La majorité des réfugiés qui arrivent au Cameroun sont des enfants (57 pour cent). Beaucoup souffrent des effets de ne pas avoir d’aliments nutritifs à manger, les conséquences de cette situation pouvant conduire  à des défis à relever à vie. Les enfants sous-alimentés sont moins capables de lutter contre les infections et sont plus sensibles aux maladies courantes de l'enfance comme la diarrhée et les infections respiratoires.  En outre, la maladie les empêche d’aller à  l'école,  ce qui compromet   plus tard leur capacité à faire des études supérieures.
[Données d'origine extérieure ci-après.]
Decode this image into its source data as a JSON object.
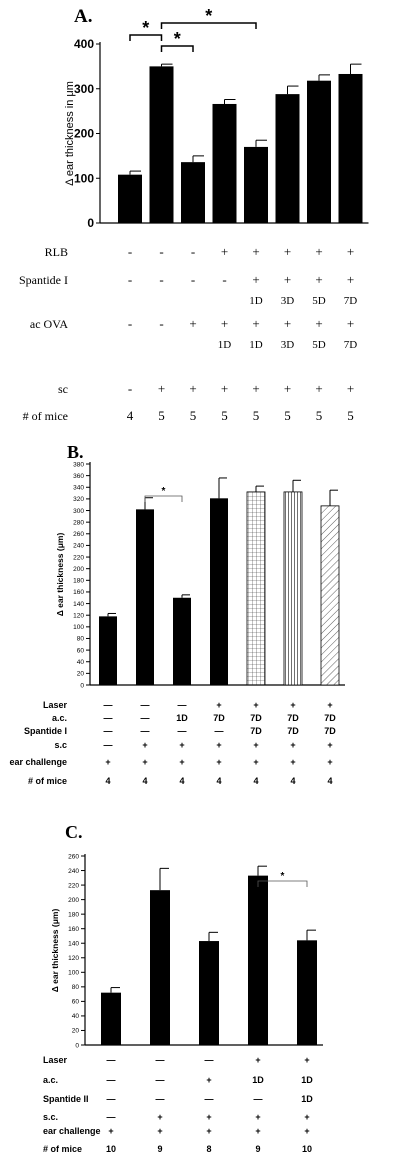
{
  "chart_data": [
    {
      "type": "bar",
      "panel_label": "A.",
      "ylabel": "Δ ear thickness in μm",
      "ylim": [
        0,
        400
      ],
      "yticks": [
        0,
        100,
        200,
        300,
        400
      ],
      "values": [
        108,
        350,
        136,
        266,
        170,
        288,
        318,
        333
      ],
      "errors": [
        8,
        5,
        14,
        10,
        15,
        18,
        13,
        22
      ],
      "significance": [
        {
          "from": 0,
          "to": 1,
          "label": "*"
        },
        {
          "from": 1,
          "to": 2,
          "label": "*"
        },
        {
          "from": 1,
          "to": 4,
          "label": "*"
        }
      ],
      "conditions": [
        {
          "label": "RLB",
          "cells": [
            "-",
            "-",
            "-",
            "+",
            "+",
            "+",
            "+",
            "+"
          ]
        },
        {
          "label": "Spantide I",
          "cells": [
            "-",
            "-",
            "-",
            "-",
            "+",
            "+",
            "+",
            "+"
          ],
          "sub": [
            "",
            "",
            "",
            "",
            "1D",
            "3D",
            "5D",
            "7D"
          ]
        },
        {
          "label": "ac OVA",
          "cells": [
            "-",
            "-",
            "+",
            "+",
            "+",
            "+",
            "+",
            "+"
          ],
          "sub": [
            "",
            "",
            "",
            "1D",
            "1D",
            "3D",
            "5D",
            "7D"
          ]
        },
        {
          "label": "sc",
          "cells": [
            "-",
            "+",
            "+",
            "+",
            "+",
            "+",
            "+",
            "+"
          ]
        },
        {
          "label": "# of mice",
          "cells": [
            "4",
            "5",
            "5",
            "5",
            "5",
            "5",
            "5",
            "5"
          ]
        }
      ]
    },
    {
      "type": "bar",
      "panel_label": "B.",
      "ylabel": "Δ ear thickness (μm)",
      "ylim": [
        0,
        380
      ],
      "yticks": [
        0,
        20,
        40,
        60,
        80,
        100,
        120,
        140,
        160,
        180,
        200,
        220,
        240,
        260,
        280,
        300,
        320,
        340,
        360,
        380
      ],
      "values": [
        118,
        302,
        150,
        321,
        332,
        332,
        308
      ],
      "errors": [
        5,
        20,
        5,
        35,
        10,
        20,
        27
      ],
      "patterns": [
        "solid",
        "solid",
        "solid",
        "solid",
        "grid",
        "vertical",
        "diagonal"
      ],
      "significance": [
        {
          "from": 1,
          "to": 2,
          "label": "*"
        }
      ],
      "conditions": [
        {
          "label": "Laser",
          "cells": [
            "—",
            "—",
            "—",
            "+",
            "+",
            "+",
            "+"
          ]
        },
        {
          "label": "a.c.",
          "cells": [
            "—",
            "—",
            "1D",
            "7D",
            "7D",
            "7D",
            "7D"
          ]
        },
        {
          "label": "Spantide I",
          "cells": [
            "—",
            "—",
            "—",
            "—",
            "7D",
            "7D",
            "7D"
          ]
        },
        {
          "label": "s.c",
          "cells": [
            "—",
            "+",
            "+",
            "+",
            "+",
            "+",
            "+"
          ]
        },
        {
          "label": "ear challenge",
          "cells": [
            "+",
            "+",
            "+",
            "+",
            "+",
            "+",
            "+"
          ]
        },
        {
          "label": "# of mice",
          "cells": [
            "4",
            "4",
            "4",
            "4",
            "4",
            "4",
            "4"
          ]
        }
      ]
    },
    {
      "type": "bar",
      "panel_label": "C.",
      "ylabel": "Δ ear thickness (μm)",
      "ylim": [
        0,
        260
      ],
      "yticks": [
        0,
        20,
        40,
        60,
        80,
        100,
        120,
        140,
        160,
        180,
        200,
        220,
        240,
        260
      ],
      "values": [
        72,
        213,
        143,
        233,
        144
      ],
      "errors": [
        7,
        30,
        12,
        13,
        14
      ],
      "significance": [
        {
          "from": 3,
          "to": 4,
          "label": "*"
        }
      ],
      "conditions": [
        {
          "label": "Laser",
          "cells": [
            "—",
            "—",
            "—",
            "+",
            "+"
          ]
        },
        {
          "label": "a.c.",
          "cells": [
            "—",
            "—",
            "+",
            "1D",
            "1D"
          ]
        },
        {
          "label": "Spantide II",
          "cells": [
            "—",
            "—",
            "—",
            "—",
            "1D"
          ]
        },
        {
          "label": "s.c.",
          "cells": [
            "—",
            "+",
            "+",
            "+",
            "+"
          ]
        },
        {
          "label": "ear challenge",
          "cells": [
            "+",
            "+",
            "+",
            "+",
            "+"
          ]
        },
        {
          "label": "# of mice",
          "cells": [
            "10",
            "9",
            "8",
            "9",
            "10"
          ]
        }
      ]
    }
  ]
}
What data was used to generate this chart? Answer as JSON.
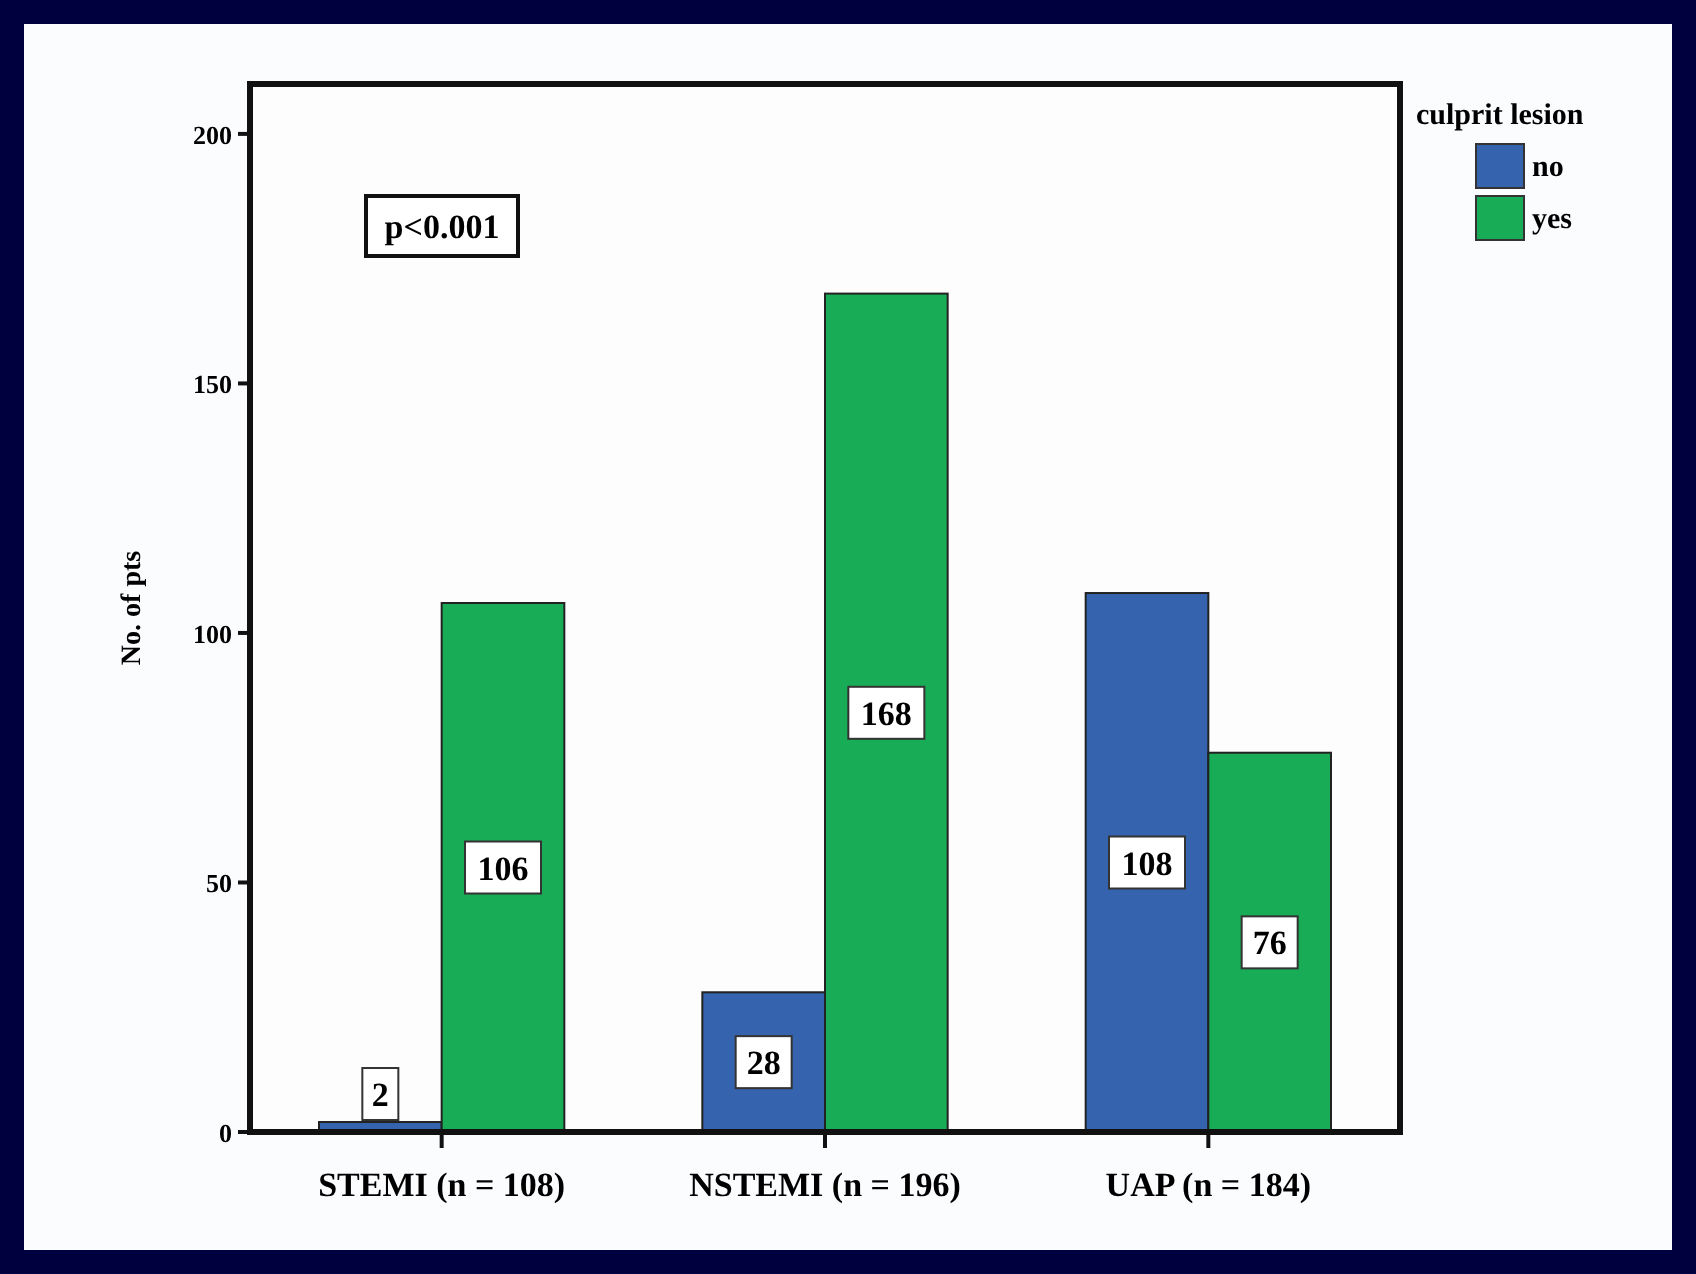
{
  "chart_data": {
    "type": "bar",
    "ylabel": "No. of pts",
    "legend_title": "culprit lesion",
    "categories": [
      "STEMI (n = 108)",
      "NSTEMI (n = 196)",
      "UAP (n = 184)"
    ],
    "series": [
      {
        "name": "no",
        "color": "#3563ad",
        "values": [
          2,
          28,
          108
        ]
      },
      {
        "name": "yes",
        "color": "#19ac57",
        "values": [
          106,
          168,
          76
        ]
      }
    ],
    "ylim": [
      0,
      210
    ],
    "yticks": [
      0,
      50,
      100,
      150,
      200
    ],
    "data_labels": true,
    "legend": "top right",
    "grid": false,
    "annotations": [
      "p<0.001"
    ]
  }
}
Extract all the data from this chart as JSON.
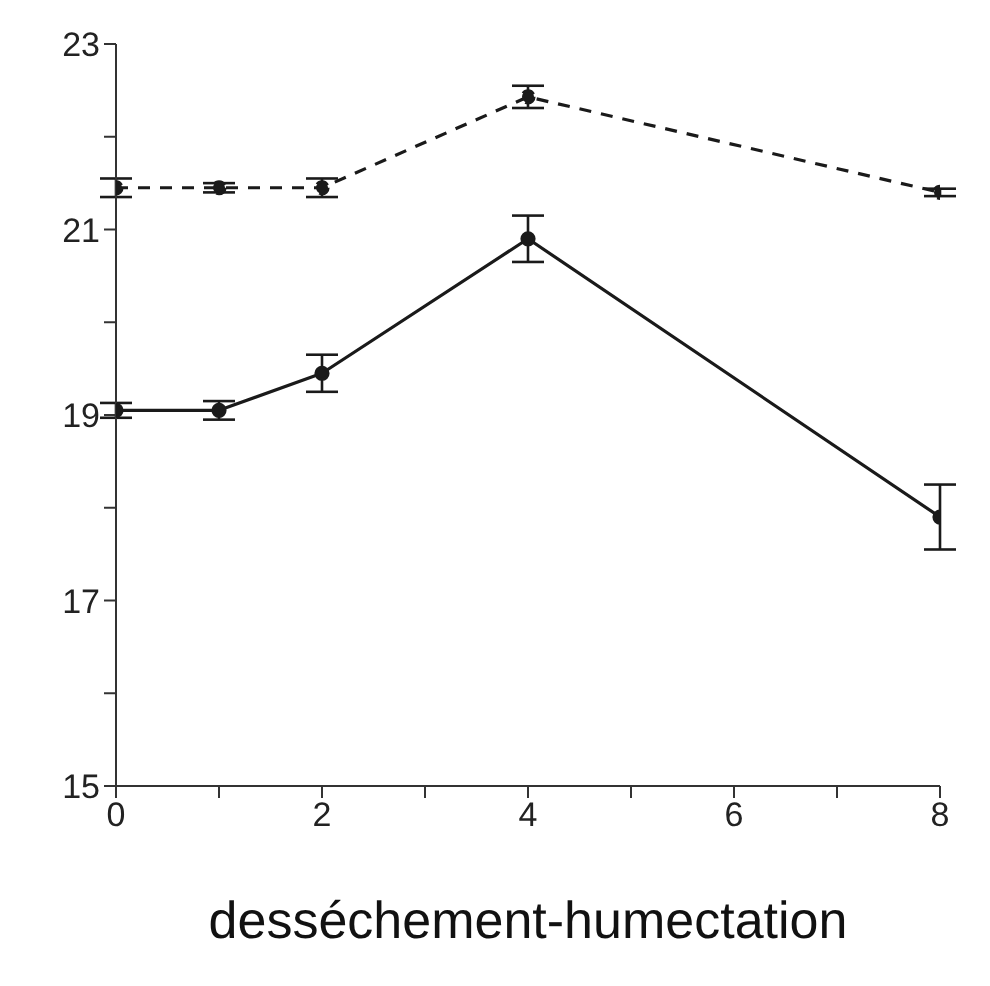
{
  "chart_data": {
    "type": "line",
    "xlabel": "desséchement-humectation",
    "x": [
      0,
      1,
      2,
      4,
      8
    ],
    "series": [
      {
        "color": "#1a1a1a",
        "values": [
          21.45,
          21.45,
          21.45,
          22.43,
          21.4
        ],
        "errors": [
          0.1,
          0.05,
          0.1,
          0.12,
          0.04
        ],
        "line_style": "dashed"
      },
      {
        "color": "#1a1a1a",
        "values": [
          19.05,
          19.05,
          19.45,
          20.9,
          17.9
        ],
        "errors": [
          0.08,
          0.1,
          0.2,
          0.25,
          0.35
        ],
        "line_style": "solid"
      }
    ],
    "marker": "circle",
    "grid": false,
    "legend": false,
    "xlim": [
      0,
      8
    ],
    "xticks": [
      0,
      {
        "value": 1,
        "label": null
      },
      2,
      {
        "value": 3,
        "label": null
      },
      4,
      {
        "value": 5,
        "label": null
      },
      6,
      {
        "value": 7,
        "label": null
      },
      8
    ],
    "ylim": [
      15,
      23
    ],
    "yticks": [
      15,
      {
        "value": 16,
        "label": null
      },
      17,
      {
        "value": 18,
        "label": null
      },
      19,
      {
        "value": 20,
        "label": null
      },
      21,
      {
        "value": 22,
        "label": null
      },
      23
    ]
  }
}
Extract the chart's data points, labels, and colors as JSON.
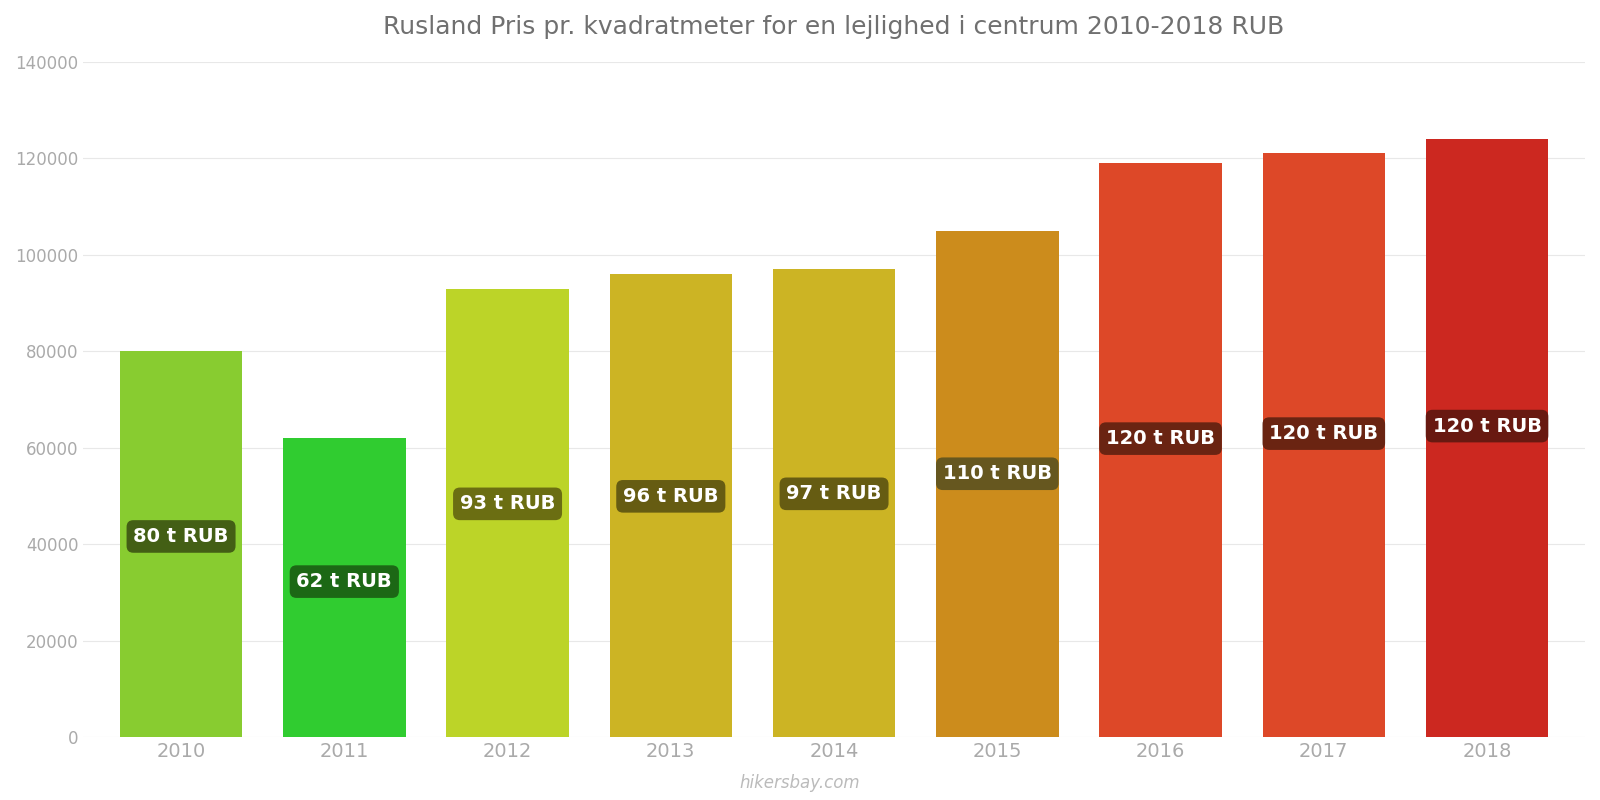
{
  "title": "Rusland Pris pr. kvadratmeter for en lejlighed i centrum 2010-2018 RUB",
  "years": [
    2010,
    2011,
    2012,
    2013,
    2014,
    2015,
    2016,
    2017,
    2018
  ],
  "values": [
    80000,
    62000,
    93000,
    96000,
    97000,
    105000,
    119000,
    121000,
    124000
  ],
  "labels": [
    "80 t RUB",
    "62 t RUB",
    "93 t RUB",
    "96 t RUB",
    "97 t RUB",
    "110 t RUB",
    "120 t RUB",
    "120 t RUB",
    "120 t RUB"
  ],
  "bar_colors": [
    "#88cc30",
    "#30cc30",
    "#bcd428",
    "#ccb424",
    "#ccb424",
    "#cc8c1c",
    "#dd4828",
    "#dd4828",
    "#cc2820"
  ],
  "label_box_colors": [
    "#3a5012",
    "#1a5a12",
    "#606010",
    "#585010",
    "#585010",
    "#585020",
    "#5a2010",
    "#5a2010",
    "#5a1810"
  ],
  "ylim": [
    0,
    140000
  ],
  "yticks": [
    0,
    20000,
    40000,
    60000,
    80000,
    100000,
    120000,
    140000
  ],
  "title_color": "#707070",
  "axis_color": "#aaaaaa",
  "watermark": "hikersbay.com",
  "background_color": "#ffffff",
  "bar_width": 0.75
}
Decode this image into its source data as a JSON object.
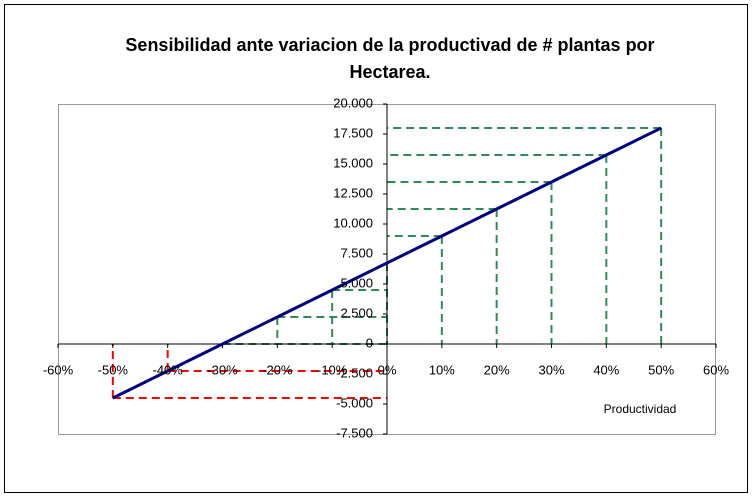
{
  "chart_data": {
    "type": "line",
    "title": "Sensibilidad ante variacion de la productivad de # plantas por Hectarea.",
    "x_label": "Productividad",
    "x": [
      -50,
      -40,
      -30,
      -20,
      -10,
      0,
      10,
      20,
      30,
      40,
      50
    ],
    "series": [
      {
        "name": "Productividad",
        "color": "#000080",
        "values": [
          -4500,
          -2250,
          0,
          2250,
          4500,
          6750,
          9000,
          11250,
          13500,
          15750,
          18000
        ]
      }
    ],
    "drop_colors": {
      "positive": "#2e8b57",
      "negative": "#ff0000"
    },
    "xlim": [
      -60,
      60
    ],
    "xticks": [
      {
        "value": -60,
        "label": "-60%"
      },
      {
        "value": -50,
        "label": "-50%"
      },
      {
        "value": -40,
        "label": "-40%"
      },
      {
        "value": -30,
        "label": "-30%"
      },
      {
        "value": -20,
        "label": "-20%"
      },
      {
        "value": -10,
        "label": "-10%"
      },
      {
        "value": 0,
        "label": "0%"
      },
      {
        "value": 10,
        "label": "10%"
      },
      {
        "value": 20,
        "label": "20%"
      },
      {
        "value": 30,
        "label": "30%"
      },
      {
        "value": 40,
        "label": "40%"
      },
      {
        "value": 50,
        "label": "50%"
      },
      {
        "value": 60,
        "label": "60%"
      }
    ],
    "ylim": [
      -7500,
      20000
    ],
    "yticks": [
      {
        "value": -7500,
        "label": "-7.500"
      },
      {
        "value": -5000,
        "label": "-5.000"
      },
      {
        "value": -2500,
        "label": "-2.500"
      },
      0,
      {
        "value": 2500,
        "label": "2.500"
      },
      {
        "value": 5000,
        "label": "5.000"
      },
      {
        "value": 7500,
        "label": "7.500"
      },
      {
        "value": 10000,
        "label": "10.000"
      },
      {
        "value": 12500,
        "label": "12.500"
      },
      {
        "value": 15000,
        "label": "15.000"
      },
      {
        "value": 17500,
        "label": "17.500"
      },
      {
        "value": 20000,
        "label": "20.000"
      }
    ]
  }
}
"Depuis le début de la crise, nous avons identifié plus de 500 cas de malnutrition parmi la population cible du camp de Gado», explique Faustin Tsimi, coordinateur des opérations d'urgence de la Croix-Rouge Camerounaise. "Ces patients sont soignés  dans les différents hôpitaux par une équipe conjointe de la Croix-Rouge Camerounaise,  du  ministère de la santé publique et d'autres agences  humanitaires. La gestion de la malnutrition comprend également la mise à disposition  de compléments alimentaires aux patients à travers un  partenariat avec le Programme Alimentaire Mondial ".

Plus de 300 volontaires de la Croix-Rouge ont été déployés dans le cadre de cette opération, dont certains travailleront en appui à la Croix-Rouge Française dans la gestion de la malnutrition dans le camp de Timangolo, qui accueille à ce jour  750 réfugiés. Les équipes vont assurer la gestion d’un centre de santé intégré qui est en cours de rénovation et spécialisé  dans la santé et la nutrition maternelle et infantile.

Dans le cadre de son soutien à la Croix-Rouge Camerounaise, la Fédération Internationale des Sociétés de la Croix-Rouge et du Croissant-Rouge (FICR) a révisé son appel d'urgence dans le pays dans le but de fournir une assistance supplémentaire à l'afflux croissant de nouveaux réfugiés, en mettant l'accent sur la malnutrition . "Nous faisons de notre mieux pour couvrir les besoins fondamentaux de la population. Cependant, nous sommes confrontés à une demande croissante en raison de l'arrivée de nouveaux réfugiés. Les missions d'évaluation menées par nos équipes nous permettront d'améliorer l'assistance à des milliers de nouveaux réfugiés. Ce n'est que grâce à la mobilisation efficace de la communauté internationale que nous pouvons réduire la vulnérabilité des réfugiés et des populations hôtes », explique Denis Duffaut, Représentant Régional de la FICR pour l'Afrique centrale.

L'appel d'urgence révisé  s’élevant  à  642 579 francs suisses, est actuellement  financé à  66 pour cent.